Published daily by the Lowy Institute

Are we spying just because we can?

Are we spying just because we can?
Published 8 Nov 2013 

Geoff Miller is a former Director-General of the Office of National Assessments.

Yesterday Sam Roggeveen canvased six possible reasons why the Indonesians seem so upset at Snowden’s revelations of electronic espionage by the US and its allies, including ourselves.

In considering this, it’s worth looking back at how intelligence has developed over the last 75 years, and how we’ve got to where we seem to be today. World War II of course was a war for survival on the part of the Western world, with intelligence ruses and breakthroughs (eg. cracking the Japanese naval cipher, an essential part of eventual success). It was unfortunately followed by the rise of the Communist great powers, Russia and China, both totalitarian, frighteningly powerful in different ways, extraordinarily opaque but very clear in their intention to do no good to Western interests. We actually fought a war with China, in Korea.

Eventually these threats decreased, with the collapse first of the 'Sino-Soviet bloc' and later of the Soviet Union itself, and the increasing 'socialisation' of both Russia and China into the generally accepted international system. Still opaque, to varying degrees, still powerful, less of an existential threat than they had been thought to be, but still what most people would regard as legitimate targets of a prudent Western intelligence effort, an effort which had become immensely more sophisticated and capable over the years.

Then of course we had 9/11, and suddenly the whole world seemed to require the most intense intelligence scrutiny to prevent more terrorist attacks on innocent civilian populations. No one would disagree with the validity and importance of this intelligence objective, and indeed there is no reason to disbelieve American claims that dedicated intelligence efforts have prevented many planned terrorist attacks.

But it all seems to have led to a situation in which the machinery has gone on to some sort of auto-pilot, collecting because it’s possible to collect, not because there’s a reason to collect.[fold]

German complaints about the American bugging of Angela Merkel’s phone seem the best illustration. When the German outrage became known there was a flurry of 'realistic' put-downs in the US and elsewhere: 'everybody does it', they said, or would if they could.

Senior US intelligence officials called before Congress said 'leadership intentions' were a prime intelligence target. But whose leadership intentions? Angela Merkel was regarded, apparently by Obama himself, as his prime ally in Europe. They gave each other high awards as signs of esteem. If Obama wanted to know Merkel's intentions, surely he could just ask her, as a trusted ally, rather than have his intelligence minions trawl through her private communications.

This is the sound point which the Germans were making with their protests about excessive surveillance, and it relates to what is and is not appropriate between countries which are allies or are endeavouring to strengthen a bilateral relationship.

Strengthening the relationship is what our government is trying very hard to do with Indonesia at the moment, and of course it doesn’t sit well with covert efforts to eavesdrop on Indonesian leadership communications, which seems to be what Snowden has alleged and which, in at least one Australian press report, an Australian 'former intelligence officer' has boasted about. (This is of course a different matter from efforts, made by both sides, to combat terrorism and people smuggling in and from Indonesia, from which both sides benefit.)

So Sam’s sixth reason for Indonesia’s upset — 'perhaps they’re really annoyed with us' — should not be lightly dismissed.

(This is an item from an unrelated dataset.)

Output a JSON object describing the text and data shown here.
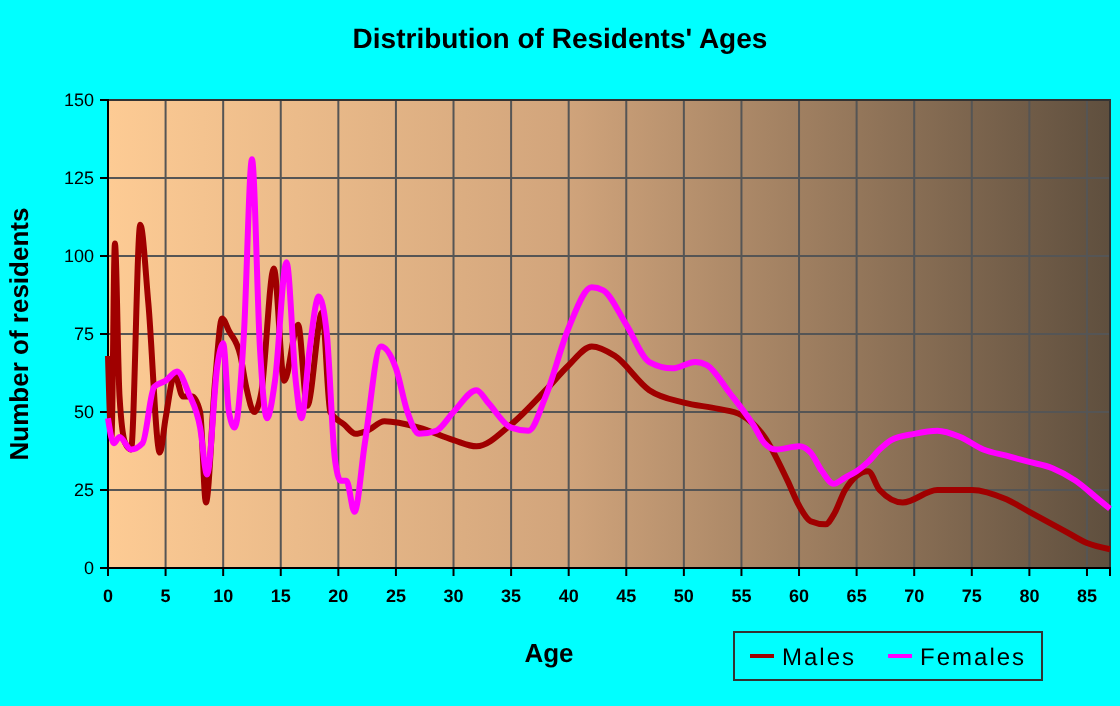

The latest issue of Foreign Affairs contains an article on Snowden and US foreign policy by Farrell and Finnemore which concludes that in the 'age of leaks', secret behaviour can no longer be kept secret, leading to 'an accelerating hypocrisy collapse'.

That’s a conclusion which our government needs to think about as it considers next steps in our relationship with Indonesia, a relationship which our prime minister has described as Australia's most important.